A Assembleia Legislativa do Ceará (Alece) aprovou, nesta quarta-feira (17), o Projeto de Lei 131/2023, que proíbe a oferta de alimentos ultraprocessados e açucarados em escolas públicas e privadas do estado. A proposta é de autoria do deputado licenciado Renato Roseno (Psol), com coautoria de Messias Dias (PT).
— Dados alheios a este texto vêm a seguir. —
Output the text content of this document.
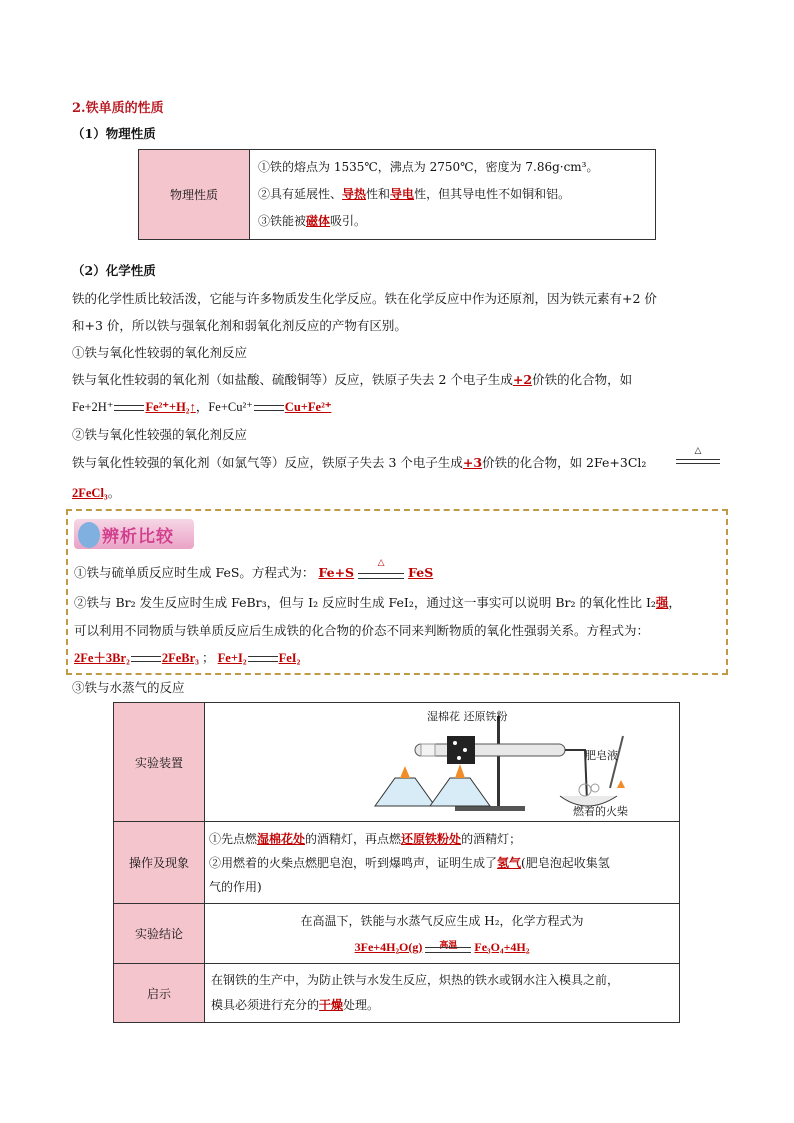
2.铁单质的性质
（1）物理性质
物理性质	
①铁的熔点为 1535℃，沸点为 2750℃，密度为 7.86g·cm³。
②具有延展性、导热性和导电性，但其导电性不如铜和铝。
③铁能被磁体吸引。
（2）化学性质
铁的化学性质比较活泼，它能与许多物质发生化学反应。铁在化学反应中作为还原剂，因为铁元素有+2 价
和+3 价，所以铁与强氧化剂和弱氧化剂反应的产物有区别。
①铁与氧化性较弱的氧化剂反应
铁与氧化性较弱的氧化剂（如盐酸、硫酸铜等）反应，铁原子失去 2 个电子生成+2价铁的化合物，如
Fe+2H⁺	Fe²⁺+H₂↑，Fe+Cu²⁺	Cu+Fe²⁺
②铁与氧化性较强的氧化剂反应
铁与氧化性较强的氧化剂（如氯气等）反应，铁原子失去 3 个电子生成+3价铁的化合物，如 2Fe+3Cl₂
△
2FeCl₃。
辨析比较
①铁与硫单质反应时生成 FeS。方程式为： Fe+S
△
FeS
②铁与 Br₂ 发生反应时生成 FeBr₃，但与 I₂ 反应时生成 FeI₂，通过这一事实可以说明 Br₂ 的氧化性比 I₂强，
可以利用不同物质与铁单质反应后生成铁的化合物的价态不同来判断物质的氧化性强弱关系。方程式为：
2Fe＋3Br₂	2FeBr₃ ； Fe+I₂	FeI₂
③铁与水蒸气的反应
实验装置	湿棉花 还原铁粉
肥皂液
燃着的火柴

操作及现象	①先点燃湿棉花处的酒精灯，再点燃还原铁粉处的酒精灯；
②用燃着的火柴点燃肥皂泡，听到爆鸣声，证明生成了氢气(肥皂泡起收集氢
气的作用)

实验结论	在高温下，铁能与水蒸气反应生成 H₂，化学方程式为
3Fe+4H₂O(g) 高温 Fe₃O₄+4H₂

启示	在钢铁的生产中，为防止铁与水发生反应，炽热的铁水或钢水注入模具之前，
模具必须进行充分的干燥处理。
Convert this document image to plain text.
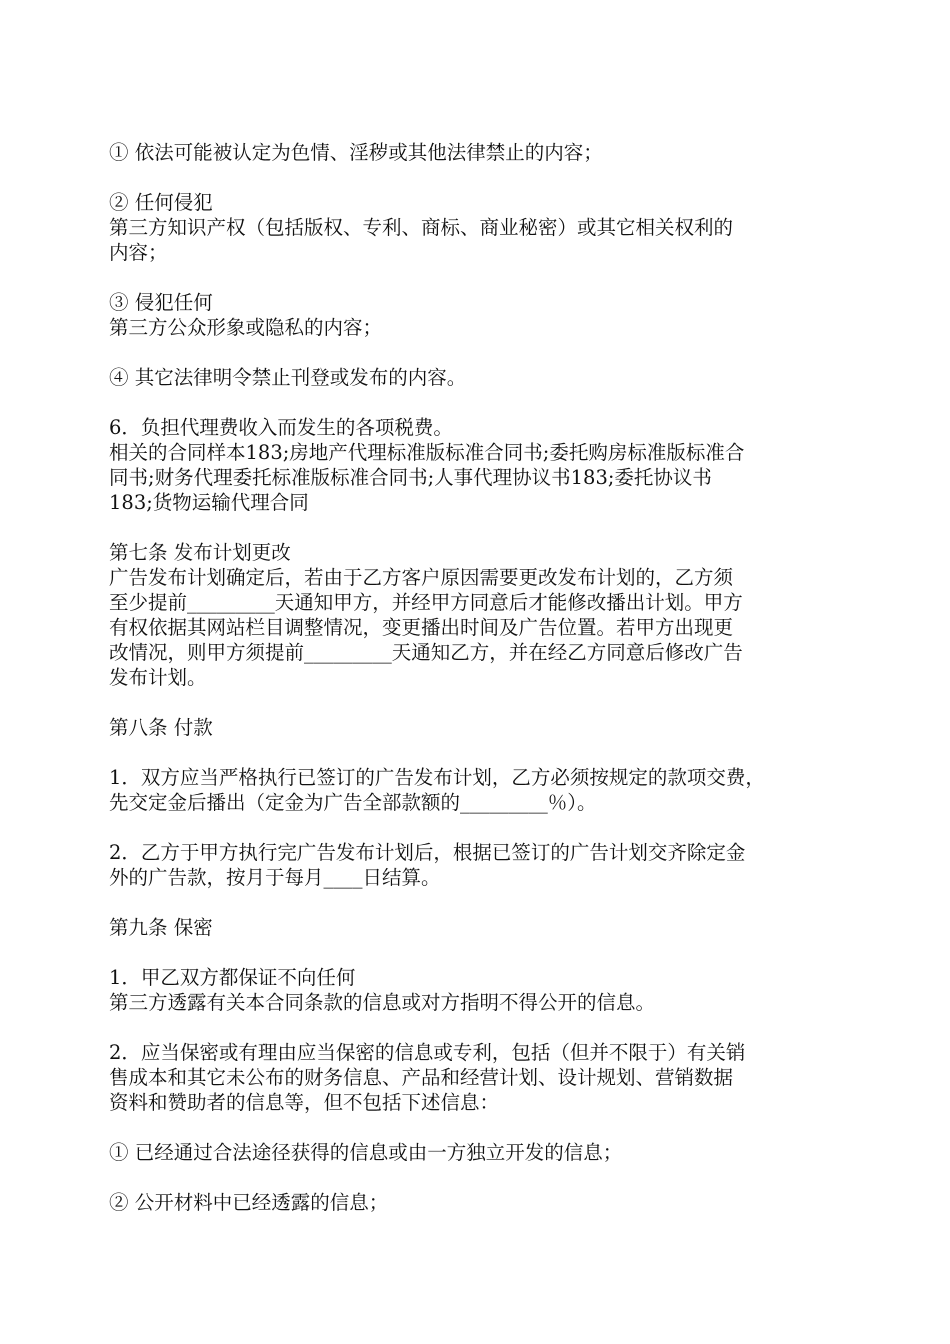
① 依法可能被认定为色情、淫秽或其他法律禁止的内容；

② 任何侵犯
第三方知识产权（包括版权、专利、商标、商业秘密）或其它相关权利的
内容；

③ 侵犯任何
第三方公众形象或隐私的内容；

④ 其它法律明令禁止刊登或发布的内容。

6．负担代理费收入而发生的各项税费。
相关的合同样本183;房地产代理标准版标准合同书;委托购房标准版标准合
同书;财务代理委托标准版标准合同书;人事代理协议书183;委托协议书
183;货物运输代理合同

第七条 发布计划更改
广告发布计划确定后，若由于乙方客户原因需要更改发布计划的，乙方须
至少提前_________天通知甲方，并经甲方同意后才能修改播出计划。甲方
有权依据其网站栏目调整情况，变更播出时间及广告位置。若甲方出现更
改情况，则甲方须提前_________天通知乙方，并在经乙方同意后修改广告
发布计划。

第八条 付款

1．双方应当严格执行已签订的广告发布计划，乙方必须按规定的款项交费，
先交定金后播出（定金为广告全部款额的_________％）。

2．乙方于甲方执行完广告发布计划后，根据已签订的广告计划交齐除定金
外的广告款，按月于每月____日结算。

第九条 保密

1．甲乙双方都保证不向任何
第三方透露有关本合同条款的信息或对方指明不得公开的信息。

2．应当保密或有理由应当保密的信息或专利，包括（但并不限于）有关销
售成本和其它未公布的财务信息、产品和经营计划、设计规划、营销数据
资料和赞助者的信息等，但不包括下述信息：

① 已经通过合法途径获得的信息或由一方独立开发的信息；

② 公开材料中已经透露的信息；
O texto, que havia sido apresentado ainda em 2019 e desarquivado em 2023, só avançou após receber parecer de urgência nesta semana. A votação foi unânime no Plenário 13 de Maio e ocorreu às vésperas da 2ª Cúpula Global da Coalizão para a Alimentação Escolar, que será realizada em Fortaleza nos dias 18 e 19 de setembro. Segundo Roseno, a intenção é fazer do Ceará uma referência no combate à obesidade infantil e na promoção de hábitos alimentares saudáveis.
Pelo projeto, a proibição será implementada de forma escalonada:
•Escolas estaduais: aplicação imediata;
•Escolas municipais públicas: adaptação em até dois anos, começando com restrição de 80%;
•Escolas privadas: prazo de dois anos para adequação total.
O texto segue agora para sanção do governador Elmano de Freitas (PT).
Ajustes para escolas privadas
A negociação com instituições particulares, setor alimentício e o Ministério do Desenvolvimento Social foi conduzida pelo líder do Governo na Alece, deputado Guilherme Sampaio (PT). Ele destacou que a lei prevê um período de adaptação para que fornecedores e cantinas possam se reorganizar.
“As escolas particulares precisarão de tempo para se adequar, por isso fixamos um prazo de dois anos. Durante esse período, elas deverão promover campanhas educativas com famílias e estudantes. Também incluímos uma exceção para o ensino médio e ampliamos a restrição ao comércio de ultraprocessados nas calçadas das escolas, muitas vezes realizado por ambulantes”, explicou o parlamentar.
Alinhamento com diretriz nacional
A iniciativa está em sintonia com o decreto federal nº 11.821/2023, que estabelece diretrizes de alimentação saudável no ambiente escolar. Com a aprovação, o Ceará torna-se o primeiro estado a adotar em lei medidas de restrição a ultraprocessados após a norma nacional.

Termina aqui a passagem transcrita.